IMPORTANCE In HIV infection, although cytotoxic T lymphocytes (CTL) play a potentially critical role in eradication of viral reservoirs, the features that constitute an effective response remain poorly defined. We focus on HLA-B*14, unique among HLAs associated with control of HIV in that the dominant CTL response is Env specific, not Gag specific. We demonstrate that Env-specific HLA-B*14-restricted activity is substantially more efficacious than the subdominant HLA-B*14-restricted Gag response. Env immunodominance over Gag and strong Env-mediated selection pressure on HIV are observed only in subjects expressing HLA-B*14:02, and not HLA-B*14:01. This reflects the increased functional avidity of the Env response over Gag, substantially more marked for HLA-B*14:02. Finally, we show that HLA-B*14:02 is significantly more strongly associated with viremic control than HLA-B*14:01. These findings indicate that, although Gag-specific CTL may usually have greater anti-HIV efficacy than Env responses, factors independent of protein specificity, including functional avidity, may carry greater weight in mediating effective control of HIV.

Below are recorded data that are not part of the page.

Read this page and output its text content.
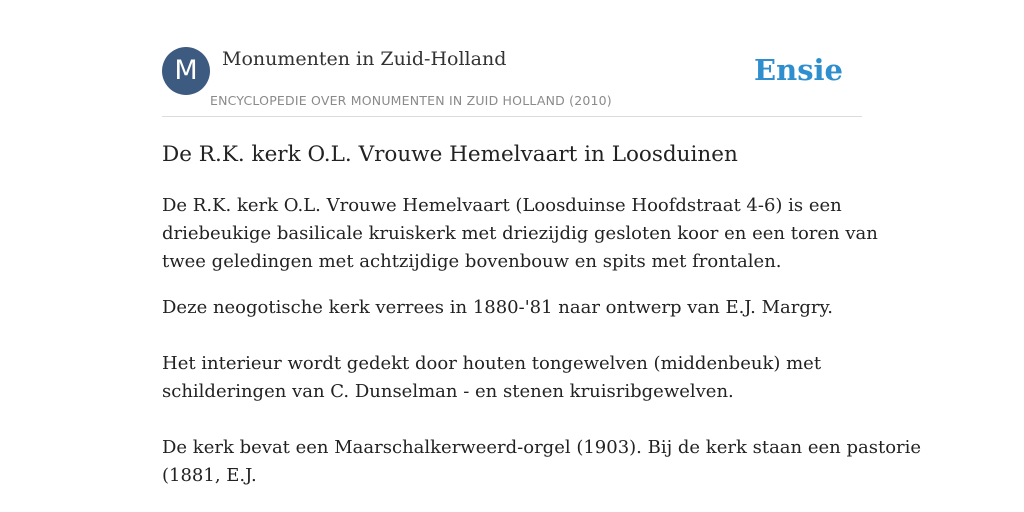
M	Monumenten in Zuid-Holland
ENCYCLOPEDIE OVER MONUMENTEN IN ZUID HOLLAND (2010)
Ensie
De R.K. kerk O.L. Vrouwe Hemelvaart in Loosduinen

De R.K. kerk O.L. Vrouwe Hemelvaart (Loosduinse Hoofdstraat 4-6) is een

driebeukige basilicale kruiskerk met driezijdig gesloten koor en een toren van

twee geledingen met achtzijdige bovenbouw en spits met frontalen.

Deze neogotische kerk verrees in 1880-'81 naar ontwerp van E.J. Margry.

Het interieur wordt gedekt door houten tongewelven (middenbeuk) met

schilderingen van C. Dunselman - en stenen kruisribgewelven.

De kerk bevat een Maarschalkerweerd-orgel (1903). Bij de kerk staan een pastorie

(1881, E.J.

人类免疫缺陷病毒 1 型 (HIV) 感染的免疫控制通常与有效的 Gag 特异性 CD8 ⁺ T 细胞反应相关。我们在这里重点关注 HLA-B*14，它可以防止 HIV 疾病进展，但免疫显性 HLA-B*14 限制性抗 HIV 反应是 Env 特异性的（ERYLKDQQL、HLA-B*14-EL9）。次显性 HLA-B*14 限制性反应以 Gag（DRYFKTLRA、HLA-B*14-DA9）为目标。使用 HLA-B*14/肽皂草素缀合的四聚体，我们表明 HLA-B*14-EL9 在抑制病毒复制方面比 HLA-B*14-DA9 更有效。 HLA-B*14-EL9 还具有显着更高的功能亲和力 ( P < 0.0001)，并且比 HLA-B*14-DA9 对病毒产生更强的选择压力。然而，这些差异是 HLA-B*14 亚型特异性的，仅适用于 HLA-B*14:02，不适用于 HLA-B*14:01。此外，HLA-B*14:02 与 HLA-B*14 相关的针对 HIV 疾病进展的保护作用显着高于 HLA-B*14:01，这与 HLA-B*14- 的卓越抗病毒功效一致。 EL9 响应。因此，虽然Gag特异性CD8 ⁺ T细胞反应通常可能具有更大的抗HIV功效，但独立于蛋白质特异性的因素，包括个体反应的功能亲和力，对于HIV的免疫控制也至关重要。

重要性在 HIV 感染中，尽管细胞毒性 T 淋巴细胞 (CTL) 在根除病毒储库方面发挥着潜在的关键作用，但构成有效反应的特征仍然不明确。我们重点关注 HLA-B*14，它在与 HIV 控制相关的 HLA 中是独一无二的，因为主要的 CTL 反应是 Env 特异性的，而不是 Gag 特异性的。我们证明 Env 特异性 HLA-B*14 限制性活性比次显性 HLA-B*14 限制性 Gag 反应更有效。仅在表达 HLA-B*14:02 的受试者中观察到 Env 相对于 Gag 的免疫优势以及 Env 介导的对 HIV 的强烈选择压力，而不是在表达 HLA-B*14:01 的受试者中观察到。这反映了 Env 反应的功能亲合力比 Gag 更高，对于 HLA-B*14:02 来说更为明显。最后，我们发现 HLA-B*14:02 与病毒血症控制的相关性明显强于 HLA-B*14:01。这些发现表明，虽然Gag特异性CTL通常可能比Env反应具有更大的抗HIV功效，但独立于蛋白质特异性的因素，包括功能亲和力，可能在介导有效控制HIV方面发挥更大的作用。